Randy Montoya
Inverse-design software Mirage developed at Sandia National Laboratories gives users a guidance on making metamaterials with advanced optical properties.

Software Tool Helps Engineers Build Optical Metamaterials

April 10, 2019
Mirage software automates the design of these futuristic materials.

A software tool developed at Sandia National Lab lets users design science-fiction-like materials with the same efficiency architects have in drafting building plans. The software, dubbed Mirage, is the first inverse-design program for assembling for optical metamaterials. Inverse design refers to the fact users start by describing the result they want, and the software fills in the steps to get there. This takes much of the guesswork out of engineering as-yet-theoretical technologies like ultra-compact, high-performance cameras and cloaking armor that could make wearers invisible to detection.

Sandia uses Mirage in its R&D programs and released a test version to select collaborators last year. Now, researchers working on government metamaterial projects can request a license at no cost.

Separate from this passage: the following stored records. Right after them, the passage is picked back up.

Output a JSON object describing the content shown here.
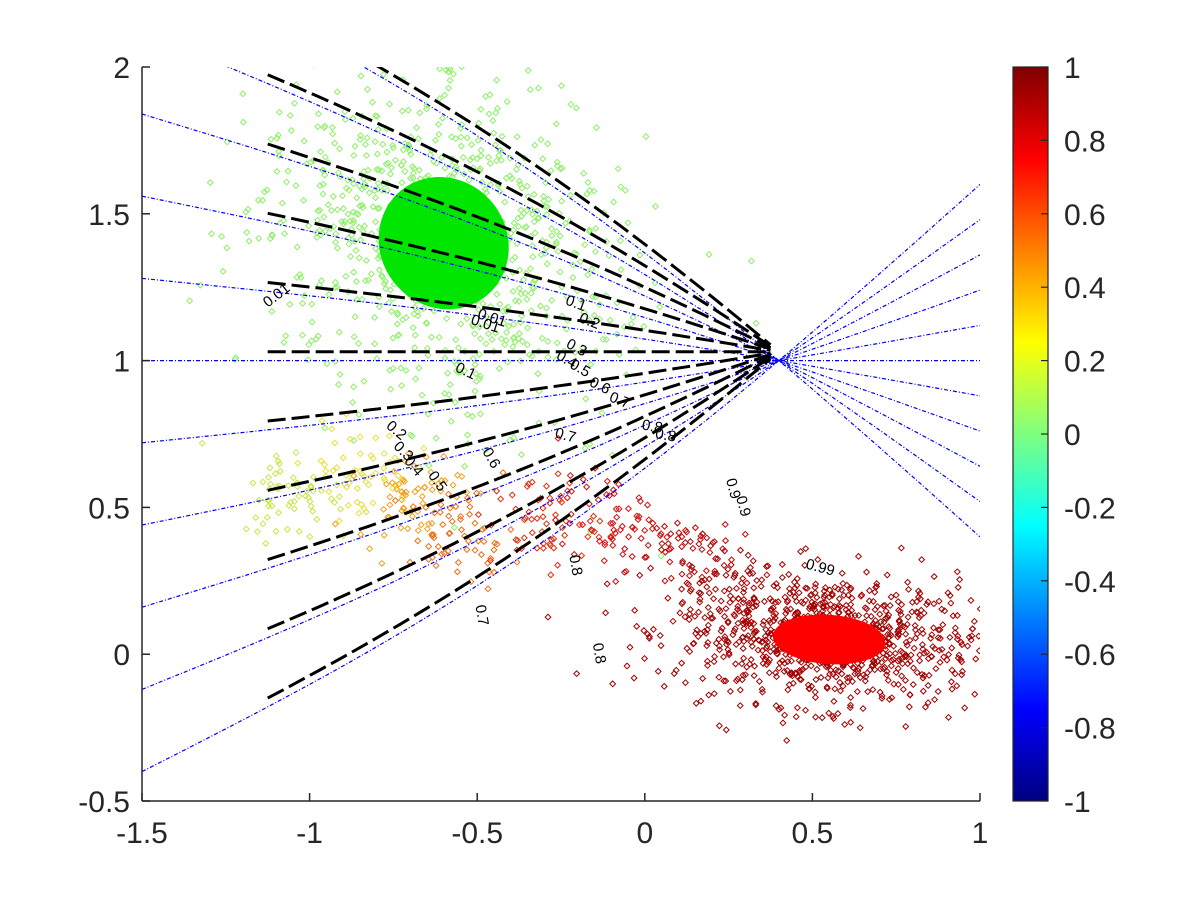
{
  "chart_data": {
    "type": "scatter",
    "title": "",
    "xlabel": "",
    "ylabel": "",
    "xlim": [
      -1.5,
      1
    ],
    "ylim": [
      -0.5,
      2
    ],
    "x_ticks": [
      "-1.5",
      "-1",
      "-0.5",
      "0",
      "0.5",
      "1"
    ],
    "y_ticks": [
      "-0.5",
      "0",
      "0.5",
      "1",
      "1.5",
      "2"
    ],
    "grid": false,
    "colormap": "jet",
    "colorbar": {
      "range": [
        -1,
        1
      ],
      "ticks": [
        "-1",
        "-0.8",
        "-0.6",
        "-0.4",
        "-0.2",
        "0",
        "0.2",
        "0.4",
        "0.6",
        "0.8",
        "1"
      ]
    },
    "clusters": [
      {
        "center": [
          -0.6,
          1.4
        ],
        "spread": [
          0.18,
          0.22
        ],
        "rotation_deg": 38,
        "core_color": "#00e600",
        "halo_color": "#8ff06a"
      },
      {
        "center": [
          0.55,
          0.05
        ],
        "spread": [
          0.16,
          0.08
        ],
        "rotation_deg": -4,
        "core_color": "#ff0000",
        "halo_color": "#a30000"
      }
    ],
    "transition_points": [
      {
        "x": -1.05,
        "y": 0.55,
        "color": "#c8e84a"
      },
      {
        "x": -0.85,
        "y": 0.62,
        "color": "#e8e040"
      },
      {
        "x": -0.7,
        "y": 0.55,
        "color": "#f5a020"
      },
      {
        "x": -0.55,
        "y": 0.4,
        "color": "#f07018"
      },
      {
        "x": -0.3,
        "y": 0.45,
        "color": "#e43010"
      },
      {
        "x": -0.1,
        "y": 0.45,
        "color": "#d81010"
      },
      {
        "x": 0.1,
        "y": 0.35,
        "color": "#c00808"
      },
      {
        "x": 0.25,
        "y": 0.2,
        "color": "#a80000"
      }
    ],
    "blue_contour_levels": [
      "0.01",
      "0.1",
      "0.2",
      "0.3",
      "0.4",
      "0.5",
      "0.6",
      "0.7",
      "0.8",
      "0.9",
      "0.99"
    ],
    "black_contour_levels": [
      "0.01",
      "0.1",
      "0.2",
      "0.3",
      "0.4",
      "0.5",
      "0.6",
      "0.7",
      "0.8",
      "0.9",
      "0.99"
    ],
    "contour_labels": [
      {
        "text": "0.01",
        "x": -1.09,
        "y": 1.21,
        "angle": 38
      },
      {
        "text": "0.01",
        "x": -0.46,
        "y": 1.13,
        "angle": -18
      },
      {
        "text": "0.01",
        "x": -0.48,
        "y": 1.11,
        "angle": -18
      },
      {
        "text": "0.1",
        "x": -0.21,
        "y": 1.18,
        "angle": -20
      },
      {
        "text": "0.2",
        "x": -0.17,
        "y": 1.12,
        "angle": -22
      },
      {
        "text": "0.1",
        "x": -0.54,
        "y": 0.95,
        "angle": -25
      },
      {
        "text": "0.3",
        "x": -0.21,
        "y": 1.03,
        "angle": -28
      },
      {
        "text": "0.4",
        "x": -0.24,
        "y": 0.99,
        "angle": -30
      },
      {
        "text": "0.5",
        "x": -0.2,
        "y": 0.96,
        "angle": -30
      },
      {
        "text": "0.6",
        "x": -0.14,
        "y": 0.9,
        "angle": -26
      },
      {
        "text": "0.7",
        "x": -0.08,
        "y": 0.85,
        "angle": -22
      },
      {
        "text": "0.2",
        "x": -0.75,
        "y": 0.75,
        "angle": -40
      },
      {
        "text": "0.3",
        "x": -0.73,
        "y": 0.68,
        "angle": -45
      },
      {
        "text": "0.4",
        "x": -0.7,
        "y": 0.63,
        "angle": -50
      },
      {
        "text": "0.5",
        "x": -0.63,
        "y": 0.58,
        "angle": -55
      },
      {
        "text": "0.6",
        "x": -0.47,
        "y": 0.66,
        "angle": -60
      },
      {
        "text": "0.7",
        "x": -0.24,
        "y": 0.73,
        "angle": -15
      },
      {
        "text": "0.8",
        "x": 0.02,
        "y": 0.76,
        "angle": -10
      },
      {
        "text": "0.8",
        "x": 0.06,
        "y": 0.73,
        "angle": -10
      },
      {
        "text": "0.9",
        "x": 0.25,
        "y": 0.56,
        "angle": -75
      },
      {
        "text": "0.9",
        "x": 0.28,
        "y": 0.5,
        "angle": -75
      },
      {
        "text": "0.99",
        "x": 0.52,
        "y": 0.28,
        "angle": -15
      },
      {
        "text": "0.8",
        "x": -0.22,
        "y": 0.3,
        "angle": -80
      },
      {
        "text": "0.7",
        "x": -0.5,
        "y": 0.13,
        "angle": -80
      },
      {
        "text": "0.8",
        "x": -0.15,
        "y": 0.0,
        "angle": -80
      }
    ]
  }
}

Manmade optical metamaterials have been touted for more than a decade for their ability to manipulate light in extraordinary ways. In theory, satellite imaging and interstellar telescopes could be dramatically smaller with metamaterial lenses 100 times thinner than conventional ones. Or, the technology could someday lead to cloaking materials that deflect light around them, rendering objects impossible to see.

Mirage simplifies and automates the design process for materials that would be necessary for those devices. Researchers interested in a copy are invited to contact Sandia for more information. To be eligible for one, recipients must first have a valid research contract with the U.S. government. Mirage runs on Windows and can be configured to operate on laptop, desktop, and multicore machines.

The field of optical metamaterials has so far struggled to deliver on all its promises of revolutionizing optics. One difficulty for engineers has been that metamaterials are made of tiny building blocks, called meta-atoms, which can be designed in countless variations. A certain shape might bend light. Change that shape, the size, the spacing or material, and it might amplify the effect, diminish it, or cause something entirely different to happen—like twist the light one direction or another or change its intensity or color.

“Predicting what the properties will be has been hard to determine until now,” says DARPA program manager Mike Fiddy. The agency funded the software’s development. Other software simulates what meta-atoms will do to light, but that only lets researchers use intuition to experiment with different designs until they stumble upon or tediously work out the behaviors they want.

Despite the challenge, some researchers have created imaginative metamaterial devices. For example, one Sandia engineer invented a device that converts heat to electricity, potentially for more fuel-efficient engines. A new light-mixing method could lead to a new, changeable, multicolored light source, which could accelerate all kinds of research from archeology to biomedicine.

But on the whole, says Sandia scientist Ihab El-Kady, the metamaterial enterprise has needed a boost.

“We cannot possibly solve this problem by trial and error,” says El-Kady, who conceived Mirage. “Instead, we could do the opposite. We could say: ‘Here is the behavior I want. Now tell me what the metamaterial looks like.’”

No tool used this inverse-design approach. So, El-Kady and his team at Sandia’s National Security Photonics Center built one.

Mirage lets users start by telling it the optical property they want—how their metamaterial needs to interact with light—and their starting materials. Mirage generates designs that match those criteria from a library of more than 100 templates. Or, users can draw their own designs and the program will check them for errors.

“A more systematic approach for designing metamaterials should greatly accelerate their adoption in various application areas and eliminate the more commonly used intuition-based approaches, says Fiddy.

“Mirage is an all-in-one tool,” El-Kady explains. “Not only does it tell you what the metamaterial looks like, it lets you explore various configurations, simulate the material, validate the chosen behavior, visualize its response, and improve its behavior within your fabrication constraints.”

On top of that, Mirage includes algorithms that help researchers get the best performance from their inventions.

For example, the team created a material that can mix two lasers to produce 11 colors at once, including infrared and ultraviolet light. Potentially, this could be developed into tunable lasers that replace single-color ones. But some of those colors are too dim to be useful, so the software helps them explore ways to brighten the output.

If the initial launch is successful, Sandia plans to develop a second version of Mirage, tentatively called Mirage Elite, that would automatically morph meta-atoms into bizarre and outlandish shapes in the hunt for undiscovered behaviors.